As the country celebrates National Arbor Week, the Department of Agriculture, Forestry and Fisheries has called on all South Africans to plant indigenous trees as a practical and symbolic gesture of sustainable environmental management.
South Africa celebrates Arbor Week from 1 to 7 September annually as part of the implementation of the National Greening Strategy.
This year’s Arbor Week is celebrated under the theme “Forests and People: Investing in a sustainable future”.
The theme has been adopted from the XIV World forestry Congress that will take place from 7 to 11 September 2015 at Inkosi Albert Luthuli International Convention Centre, in Durban.
The congress aims to highlight the value of forests with regard to sustainable livelihoods, environmental conservation and development in general.
The department, in partnership with Total South Africa, will on 3 September 2015 launched Arbor Week at the Durban Botanical Gardens.
The department will work together with KwaZulu-Natal Department of Agriculture and Rural Development, eThekwini Municipality, Food and Trees for Africa and a youth group called Future Leaders of Change to establish food gardens in households and local schools in KwaMakhutha.
In addition, a natural forest patch has been rehabilitated in KwaMakhutha through planting indigenous forests and the eradication of alien invasive plants.
As a build-up to the launch and part of the greening initiative in townships, a total of 300 indigenous shade trees were distributed to the community of KwaMakhutha on Tuesday.
Since September is also Heritage Month, the department said it will focus on the country’s champion trees, which include some of the oldest, largest and culturally significant trees. These include the Sophia Town Oak Tree and the Sagole Baobab Tree in Limpopo, which are part of the country’s heritage.
Trees of the year
Meanwhile, the department has announced the Forest bushwillow (Combretum krausii) and Parsley tree (Heteromorpha arborescens) as trees of the year for the 2015 campaign.
The Forest bushwillow is found from the coast to the midlands in the eastern regions of South Africa and neighbouring Swaziland. The habitat ranges from rocky hillsides at altitudes from almost sea level up to 1 200m.
The Parsley tree is fairly widespread in the eastern regions of South Africa, from the southern Cape up through Eastern Cape and eastern Free State, KwaZulu-Natal, Swaziland into Gauteng, Mpumalanga and Limpopo. It also occurs further north in Africa.

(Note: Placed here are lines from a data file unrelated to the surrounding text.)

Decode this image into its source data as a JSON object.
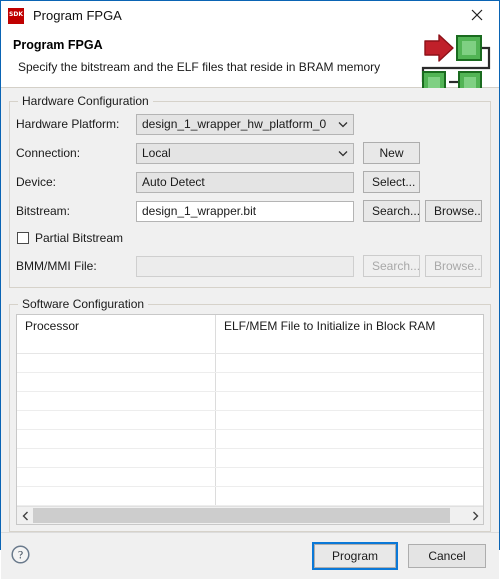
{
  "window": {
    "title": "Program FPGA",
    "icon": "sdk-icon",
    "close_icon": "close-icon"
  },
  "header": {
    "title": "Program FPGA",
    "subtitle": "Specify the bitstream and the ELF files that reside in BRAM memory",
    "art_icon": "fpga-diagram-icon",
    "art_colors": {
      "arrow": "#c0202a",
      "block": "#4caf50",
      "block_border": "#1a6b1f",
      "wire": "#2b2b2b"
    }
  },
  "hardware_configuration": {
    "group_label": "Hardware Configuration",
    "hardware_platform": {
      "label": "Hardware Platform:",
      "value": "design_1_wrapper_hw_platform_0"
    },
    "connection": {
      "label": "Connection:",
      "value": "Local",
      "new_button": "New"
    },
    "device": {
      "label": "Device:",
      "value": "Auto Detect",
      "select_button": "Select..."
    },
    "bitstream": {
      "label": "Bitstream:",
      "value": "design_1_wrapper.bit",
      "placeholder": "",
      "search_button": "Search...",
      "browse_button": "Browse.."
    },
    "partial_bitstream": {
      "label": "Partial Bitstream",
      "checked": false
    },
    "bmm_mmi_file": {
      "label": "BMM/MMI File:",
      "value": "",
      "placeholder": "",
      "search_button": "Search...",
      "browse_button": "Browse..",
      "disabled": true
    }
  },
  "software_configuration": {
    "group_label": "Software Configuration",
    "table": {
      "columns": [
        "Processor",
        "ELF/MEM File to Initialize in Block RAM"
      ],
      "rows": [],
      "empty_row_count": 8
    },
    "scrollbar": {
      "left_icon": "chevron-left-icon",
      "right_icon": "chevron-right-icon"
    }
  },
  "footer": {
    "help_icon": "help-icon",
    "program_button": "Program",
    "cancel_button": "Cancel"
  }
}
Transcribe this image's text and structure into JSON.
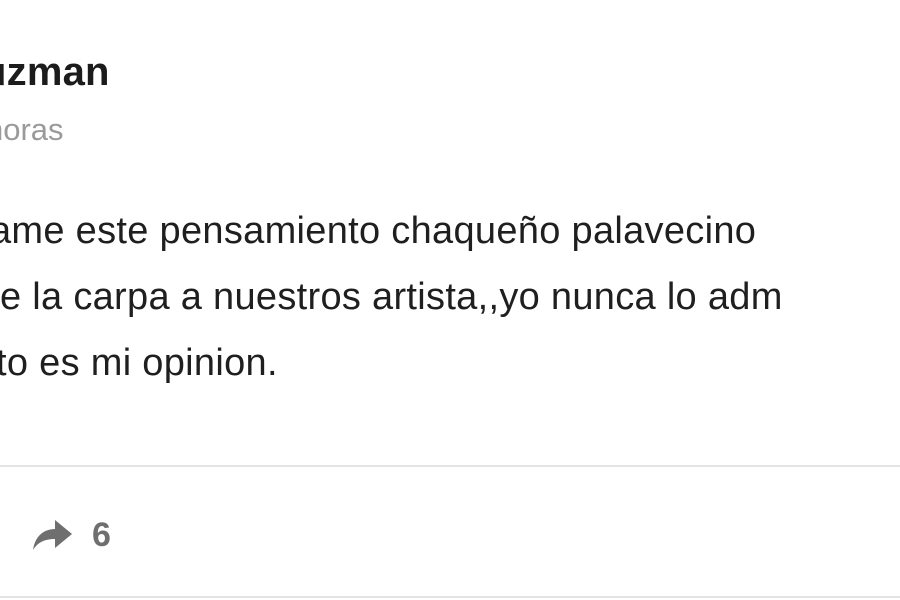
{
  "post": {
    "author_name": "uzman",
    "timestamp": "horas",
    "body_lines": [
      "ame este pensamiento chaqueño palavecino",
      "e la carpa a nuestros artista,,yo nunca lo adm",
      "to es mi opinion."
    ]
  },
  "actions": {
    "share_count": "6",
    "share_icon": "share-arrow-icon"
  },
  "colors": {
    "author": "#1c1c1c",
    "timestamp": "#9a9a9a",
    "body": "#1f1f1f",
    "share": "#6f6f6f",
    "divider": "#e4e4e4"
  }
}
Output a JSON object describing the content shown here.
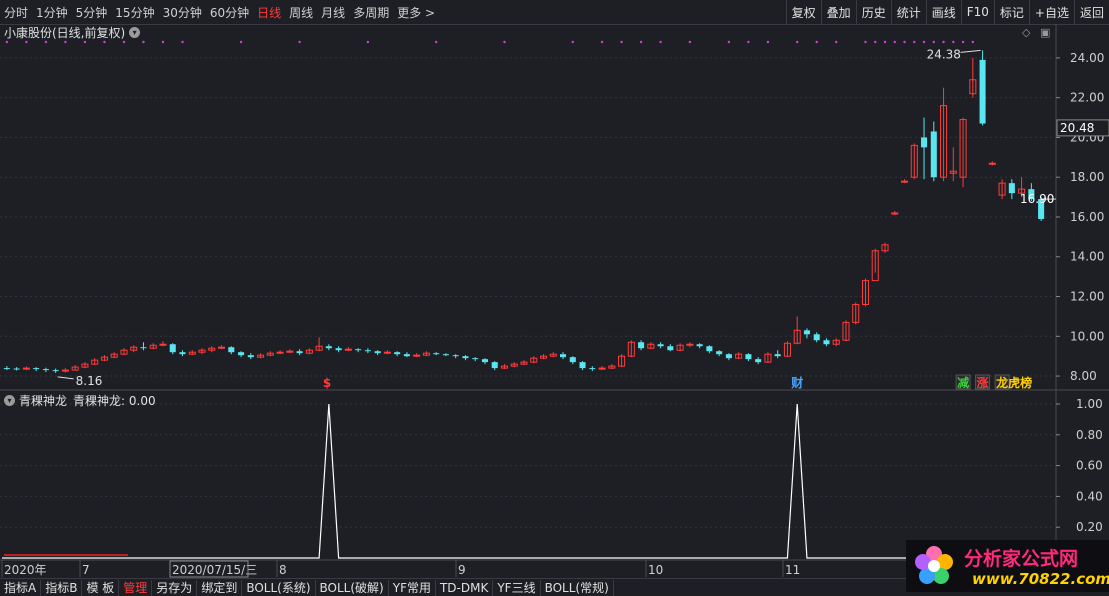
{
  "toolbar": {
    "periods": [
      "分时",
      "1分钟",
      "5分钟",
      "15分钟",
      "30分钟",
      "60分钟",
      "日线",
      "周线",
      "月线",
      "多周期",
      "更多 >"
    ],
    "active_period": "日线",
    "actions": [
      "复权",
      "叠加",
      "历史",
      "统计",
      "画线",
      "F10",
      "标记",
      "+自选",
      "返回"
    ]
  },
  "chart": {
    "title": "小康股份(日线,前复权)",
    "price_axis": [
      "24.00",
      "22.00",
      "20.00",
      "18.00",
      "16.00",
      "14.00",
      "12.00",
      "10.00",
      "8.00"
    ],
    "current_price_box": "20.48",
    "last_price_box": "16.90",
    "max_annotation": "24.38",
    "min_annotation": "8.16",
    "event_markers": [
      {
        "label": "$",
        "color": "#ff3b3b"
      },
      {
        "label": "财",
        "color": "#4aa3ff"
      },
      {
        "label": "减",
        "color": "#3ecf3e"
      },
      {
        "label": "涨",
        "color": "#ff3b3b"
      },
      {
        "label": "龙虎榜",
        "color": "#ffd000"
      }
    ]
  },
  "chart_data": {
    "type": "candlestick",
    "title": "小康股份(日线,前复权)",
    "ylim": [
      7.5,
      24.9
    ],
    "candles": [
      [
        8.4,
        8.38,
        8.5,
        8.3
      ],
      [
        8.38,
        8.36,
        8.45,
        8.28
      ],
      [
        8.36,
        8.4,
        8.48,
        8.3
      ],
      [
        8.4,
        8.35,
        8.45,
        8.25
      ],
      [
        8.35,
        8.3,
        8.42,
        8.2
      ],
      [
        8.3,
        8.25,
        8.38,
        8.16
      ],
      [
        8.25,
        8.3,
        8.4,
        8.18
      ],
      [
        8.3,
        8.45,
        8.55,
        8.28
      ],
      [
        8.45,
        8.6,
        8.7,
        8.4
      ],
      [
        8.6,
        8.8,
        8.9,
        8.55
      ],
      [
        8.8,
        8.95,
        9.05,
        8.75
      ],
      [
        8.95,
        9.1,
        9.2,
        8.9
      ],
      [
        9.1,
        9.3,
        9.4,
        9.05
      ],
      [
        9.3,
        9.45,
        9.55,
        9.2
      ],
      [
        9.45,
        9.4,
        9.7,
        9.3
      ],
      [
        9.4,
        9.55,
        9.65,
        9.35
      ],
      [
        9.55,
        9.6,
        9.75,
        9.5
      ],
      [
        9.6,
        9.2,
        9.65,
        9.1
      ],
      [
        9.2,
        9.1,
        9.3,
        9.0
      ],
      [
        9.1,
        9.2,
        9.3,
        9.05
      ],
      [
        9.2,
        9.3,
        9.4,
        9.1
      ],
      [
        9.3,
        9.4,
        9.5,
        9.2
      ],
      [
        9.4,
        9.45,
        9.55,
        9.35
      ],
      [
        9.45,
        9.2,
        9.5,
        9.1
      ],
      [
        9.2,
        9.05,
        9.25,
        8.95
      ],
      [
        9.05,
        8.95,
        9.15,
        8.85
      ],
      [
        8.95,
        9.05,
        9.15,
        8.9
      ],
      [
        9.05,
        9.15,
        9.25,
        9.0
      ],
      [
        9.15,
        9.2,
        9.3,
        9.1
      ],
      [
        9.2,
        9.25,
        9.35,
        9.15
      ],
      [
        9.25,
        9.15,
        9.35,
        9.05
      ],
      [
        9.15,
        9.3,
        9.4,
        9.1
      ],
      [
        9.3,
        9.5,
        9.95,
        9.25
      ],
      [
        9.5,
        9.4,
        9.6,
        9.3
      ],
      [
        9.4,
        9.3,
        9.5,
        9.2
      ],
      [
        9.3,
        9.35,
        9.45,
        9.25
      ],
      [
        9.35,
        9.3,
        9.4,
        9.2
      ],
      [
        9.3,
        9.25,
        9.4,
        9.15
      ],
      [
        9.25,
        9.15,
        9.3,
        9.05
      ],
      [
        9.15,
        9.2,
        9.3,
        9.1
      ],
      [
        9.2,
        9.1,
        9.25,
        9.0
      ],
      [
        9.1,
        9.0,
        9.2,
        8.95
      ],
      [
        9.0,
        9.05,
        9.15,
        8.95
      ],
      [
        9.05,
        9.15,
        9.25,
        9.0
      ],
      [
        9.15,
        9.1,
        9.2,
        9.05
      ],
      [
        9.1,
        9.05,
        9.15,
        9.0
      ],
      [
        9.05,
        9.0,
        9.1,
        8.9
      ],
      [
        9.0,
        8.9,
        9.05,
        8.8
      ],
      [
        8.9,
        8.85,
        8.95,
        8.75
      ],
      [
        8.85,
        8.7,
        8.9,
        8.6
      ],
      [
        8.7,
        8.4,
        8.75,
        8.3
      ],
      [
        8.4,
        8.5,
        8.6,
        8.35
      ],
      [
        8.5,
        8.6,
        8.7,
        8.45
      ],
      [
        8.6,
        8.7,
        8.8,
        8.55
      ],
      [
        8.7,
        8.9,
        9.0,
        8.65
      ],
      [
        8.9,
        9.0,
        9.1,
        8.85
      ],
      [
        9.0,
        9.1,
        9.2,
        8.95
      ],
      [
        9.1,
        8.95,
        9.2,
        8.85
      ],
      [
        8.95,
        8.7,
        9.0,
        8.6
      ],
      [
        8.7,
        8.4,
        8.75,
        8.3
      ],
      [
        8.4,
        8.35,
        8.5,
        8.25
      ],
      [
        8.35,
        8.4,
        8.5,
        8.3
      ],
      [
        8.4,
        8.5,
        8.6,
        8.35
      ],
      [
        8.5,
        9.0,
        9.1,
        8.45
      ],
      [
        9.0,
        9.7,
        9.8,
        8.95
      ],
      [
        9.7,
        9.4,
        9.8,
        9.3
      ],
      [
        9.4,
        9.6,
        9.7,
        9.35
      ],
      [
        9.6,
        9.5,
        9.7,
        9.4
      ],
      [
        9.5,
        9.3,
        9.6,
        9.25
      ],
      [
        9.3,
        9.55,
        9.65,
        9.25
      ],
      [
        9.55,
        9.6,
        9.7,
        9.45
      ],
      [
        9.6,
        9.5,
        9.65,
        9.4
      ],
      [
        9.5,
        9.25,
        9.55,
        9.15
      ],
      [
        9.25,
        9.1,
        9.3,
        9.0
      ],
      [
        9.1,
        8.9,
        9.15,
        8.8
      ],
      [
        8.9,
        9.1,
        9.2,
        8.85
      ],
      [
        9.1,
        8.85,
        9.15,
        8.75
      ],
      [
        8.85,
        8.7,
        8.95,
        8.6
      ],
      [
        8.7,
        9.1,
        9.2,
        8.65
      ],
      [
        9.1,
        9.0,
        9.3,
        8.9
      ],
      [
        9.0,
        9.65,
        9.75,
        8.95
      ],
      [
        9.65,
        10.3,
        11.0,
        9.6
      ],
      [
        10.3,
        10.1,
        10.4,
        9.9
      ],
      [
        10.1,
        9.8,
        10.2,
        9.7
      ],
      [
        9.8,
        9.6,
        9.9,
        9.5
      ],
      [
        9.6,
        9.8,
        9.9,
        9.5
      ],
      [
        9.8,
        10.7,
        10.8,
        9.75
      ],
      [
        10.7,
        11.6,
        11.7,
        10.6
      ],
      [
        11.6,
        12.8,
        12.9,
        11.5
      ],
      [
        12.8,
        14.3,
        14.4,
        13.2
      ],
      [
        14.3,
        14.6,
        14.7,
        14.2
      ],
      [
        16.2,
        16.2,
        16.3,
        16.1
      ],
      [
        17.8,
        17.8,
        17.9,
        17.7
      ],
      [
        18.0,
        19.6,
        19.7,
        17.9
      ],
      [
        20.0,
        19.5,
        21.0,
        17.9
      ],
      [
        20.3,
        18.0,
        20.8,
        17.8
      ],
      [
        18.0,
        21.6,
        22.5,
        17.8
      ],
      [
        18.2,
        18.3,
        19.5,
        17.8
      ],
      [
        18.0,
        20.9,
        21.0,
        17.5
      ],
      [
        22.2,
        22.9,
        24.0,
        22.0
      ],
      [
        23.9,
        20.7,
        24.38,
        20.6
      ],
      [
        18.7,
        18.7,
        18.8,
        18.6
      ],
      [
        17.1,
        17.7,
        17.9,
        16.9
      ],
      [
        17.7,
        17.2,
        17.9,
        16.9
      ],
      [
        17.2,
        17.4,
        18.0,
        17.0
      ],
      [
        17.4,
        16.9,
        17.7,
        16.8
      ],
      [
        16.9,
        15.9,
        17.0,
        15.8
      ]
    ],
    "indicator": {
      "name": "青稞神龙",
      "value_label": "青稞神龙: 0.00",
      "ylim": [
        0,
        1.0
      ],
      "ticks": [
        "1.00",
        "0.80",
        "0.60",
        "0.40",
        "0.20"
      ],
      "spike_candle_indices": [
        33,
        81
      ]
    },
    "date_axis": [
      "2020年",
      "7",
      "2020/07/15/三",
      "8",
      "9",
      "10",
      "11"
    ]
  },
  "indicator_title": "青稞神龙",
  "indicator_value": "青稞神龙: 0.00",
  "bottombar": [
    "指标A",
    "指标B",
    "模 板",
    "管理",
    "另存为",
    "绑定到",
    "BOLL(系统)",
    "BOLL(破解)",
    "YF常用",
    "TD-DMK",
    "YF三线",
    "BOLL(常规)"
  ],
  "bottombar_highlight": "管理",
  "logo": {
    "line1": "分析家公式网",
    "line2": "www.70822.com"
  },
  "colors": {
    "up": "#ff3b3b",
    "down": "#5ae6f0",
    "bg": "#1e1f24",
    "grid": "#33343b",
    "purple_dot": "#d040e0"
  }
}
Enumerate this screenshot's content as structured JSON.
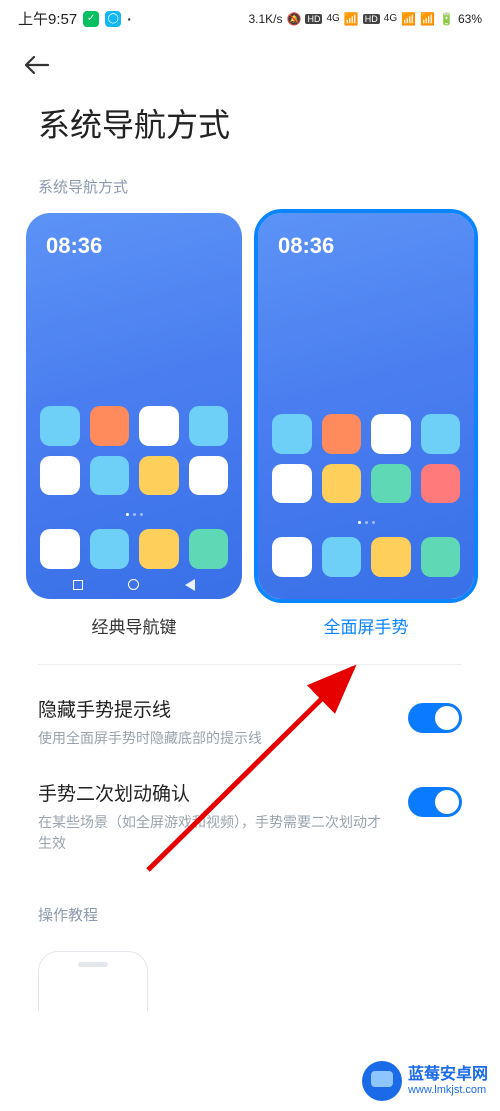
{
  "status": {
    "time": "上午9:57",
    "speed": "3.1K/s",
    "hd1": "HD",
    "net1": "4G",
    "hd2": "HD",
    "net2": "4G",
    "battery": "63%"
  },
  "title": "系统导航方式",
  "section_nav": "系统导航方式",
  "preview_time": "08:36",
  "nav_options": {
    "classic": "经典导航键",
    "gesture": "全面屏手势"
  },
  "icon_colors": [
    "#6ed0f7",
    "#ff8a5c",
    "#ffffff",
    "#6ed0f7",
    "#ffffff",
    "#6ed0f7",
    "#ffcf5c",
    "#ffffff"
  ],
  "dock_colors": [
    "#ffffff",
    "#6ed0f7",
    "#ffcf5c",
    "#5fd9b5"
  ],
  "icon_colors2": [
    "#6ed0f7",
    "#ff8a5c",
    "#ffffff",
    "#6ed0f7",
    "#ffffff",
    "#ffcf5c",
    "#5fd9b5",
    "#ff7b7b"
  ],
  "dock_colors2": [
    "#ffffff",
    "#6ed0f7",
    "#ffcf5c",
    "#5fd9b5"
  ],
  "settings": {
    "hide_hint": {
      "title": "隐藏手势提示线",
      "desc": "使用全面屏手势时隐藏底部的提示线"
    },
    "double_swipe": {
      "title": "手势二次划动确认",
      "desc": "在某些场景（如全屏游戏和视频），手势需要二次划动才生效"
    }
  },
  "tutorial_label": "操作教程",
  "watermark": {
    "name": "蓝莓安卓网",
    "url": "www.lmkjst.com"
  }
}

Arbor City Awards Competition
In collaboration with the Total South Africa and the Institute for Environment and Recreation Management, the department will on Thursday announce the winning municipalities who participated in the Arbor City Award competition.
The award competition was introduced to promote the greening of cities and towns in South Africa. The award is given to cities/ towns that go an extra mile to green their areas of jurisdiction.